Le Ciel rouge (Roter Himmel) de Christian Petzold (Ondine)est incroyablement en phase avec l’été 2023 caniculaire que nous vivons, qui embrase les terres de plusieurs pays. Il est de ces artistes qui transcendent leur oeuvre sur le grand écran. Le Ciel rouge est une comédie dramatique et intimiste au sujet brûlant d’actualité. Un conte d’été qui sous des airs légers est alourdi par l’invisible, comme le produit le réchauffement climatique aujourd’hui sur le réel. Le film a obtenu l’Ours d’argent de la dernière Berlinale.

Léon et Félix débarquent dans une petite maison de vacances idyllique sur la côte Baltique. Le premier est écrivain tandis que le second travaille à son portfolio de fin d’études. La maison n’est pas vide, l’encombrante Nadja y passe également l’été. David (Enno Trebs) maître nageur rejoindra la troupe. Les journées sont chaudes, il n’a pas plu depuis des semaines. Les émotions s’emmêleront et la tension deviendra palpable entre les quatre personnages qui se croiseront le temps d’un été.

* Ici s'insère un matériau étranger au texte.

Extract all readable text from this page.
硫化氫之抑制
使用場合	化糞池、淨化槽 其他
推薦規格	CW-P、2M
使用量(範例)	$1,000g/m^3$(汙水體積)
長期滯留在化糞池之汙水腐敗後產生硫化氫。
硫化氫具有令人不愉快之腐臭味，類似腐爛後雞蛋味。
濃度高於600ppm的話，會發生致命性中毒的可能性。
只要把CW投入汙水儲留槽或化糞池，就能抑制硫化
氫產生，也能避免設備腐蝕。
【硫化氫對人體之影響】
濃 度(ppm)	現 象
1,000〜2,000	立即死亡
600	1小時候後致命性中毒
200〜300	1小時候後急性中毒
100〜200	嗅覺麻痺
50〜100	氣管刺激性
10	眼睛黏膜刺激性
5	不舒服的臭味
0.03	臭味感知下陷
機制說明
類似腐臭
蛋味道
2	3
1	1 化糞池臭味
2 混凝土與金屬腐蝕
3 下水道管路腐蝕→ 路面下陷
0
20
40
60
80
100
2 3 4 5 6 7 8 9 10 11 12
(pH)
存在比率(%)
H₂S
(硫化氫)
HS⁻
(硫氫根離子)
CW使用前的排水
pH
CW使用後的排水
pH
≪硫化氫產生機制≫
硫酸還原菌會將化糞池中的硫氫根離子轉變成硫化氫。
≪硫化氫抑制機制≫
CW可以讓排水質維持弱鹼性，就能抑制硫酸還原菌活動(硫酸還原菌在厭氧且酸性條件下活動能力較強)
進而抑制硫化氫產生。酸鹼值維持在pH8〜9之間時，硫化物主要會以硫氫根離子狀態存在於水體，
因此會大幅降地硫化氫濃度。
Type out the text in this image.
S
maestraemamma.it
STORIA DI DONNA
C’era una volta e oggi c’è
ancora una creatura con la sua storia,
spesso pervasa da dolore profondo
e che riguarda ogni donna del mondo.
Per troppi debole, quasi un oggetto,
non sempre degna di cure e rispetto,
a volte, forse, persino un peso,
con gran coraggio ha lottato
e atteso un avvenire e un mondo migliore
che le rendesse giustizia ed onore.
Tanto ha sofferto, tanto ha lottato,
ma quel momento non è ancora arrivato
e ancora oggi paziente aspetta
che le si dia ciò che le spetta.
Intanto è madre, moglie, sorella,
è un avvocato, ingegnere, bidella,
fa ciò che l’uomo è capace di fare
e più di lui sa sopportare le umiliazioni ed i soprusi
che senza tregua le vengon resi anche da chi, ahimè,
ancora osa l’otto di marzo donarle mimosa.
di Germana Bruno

Le Ciel rouge est une œuvre tout en nuances. Un long métrage sensible et attachant aux personnages faillibles et pluriels. Un conte d’été aux apparences légères mais sous tension constante. Une fiction qui alarme en douceur face au changement climatique. Léon, Thomas Schubert, est un personnage coincé dans la fonction qu’il occupe. Il est sérieux, c’est un écrivain. Son encombrant costume est inadapté dans le contexte de cette maison de vacances de bord de mer et trop chaud pour la température caniculaire. Léon est empêtré dans sa position d’écrivain, pris dans les affres de la création d’un travail qu’il doit finir avec des deadlines à respecter. C’est un personnage cadré par sa fonction, son devoir et sa position d’auteur qui l’empoisonnent. Pataud, maladroit, l’homme est mal dans ses baskets. A l’opposé, les autres protagonistes affirment dans le langage des corps et des attitudes une légèreté assumée, celle des êtres qui apparaissent libres de profiter de ces instants de pause caniculaire. Félix, Langston Uibel n’est lui pas pris au piège des tâches laborieuses qu’il effectue sans rien dire entre deux baignades. D’abord présente hors-champ par les traces qu’elle sème, Nadja est interprétée par Paula Beer. La comédienne joue de ce naturel qu’on lui connait accentué par cette beauté mystérieuse qui correspond si bien au rôle de Nadja, cette fille qui éveille l’intérêt des hommes sans en avoir l’air. Toujours un sourire en coin, la belle rit aux éclats comme pour signifier que rien n’est si grave. Pendant que la vie s’écoule trop sérieusement ou nonchalamment, la forêt brûle au loin.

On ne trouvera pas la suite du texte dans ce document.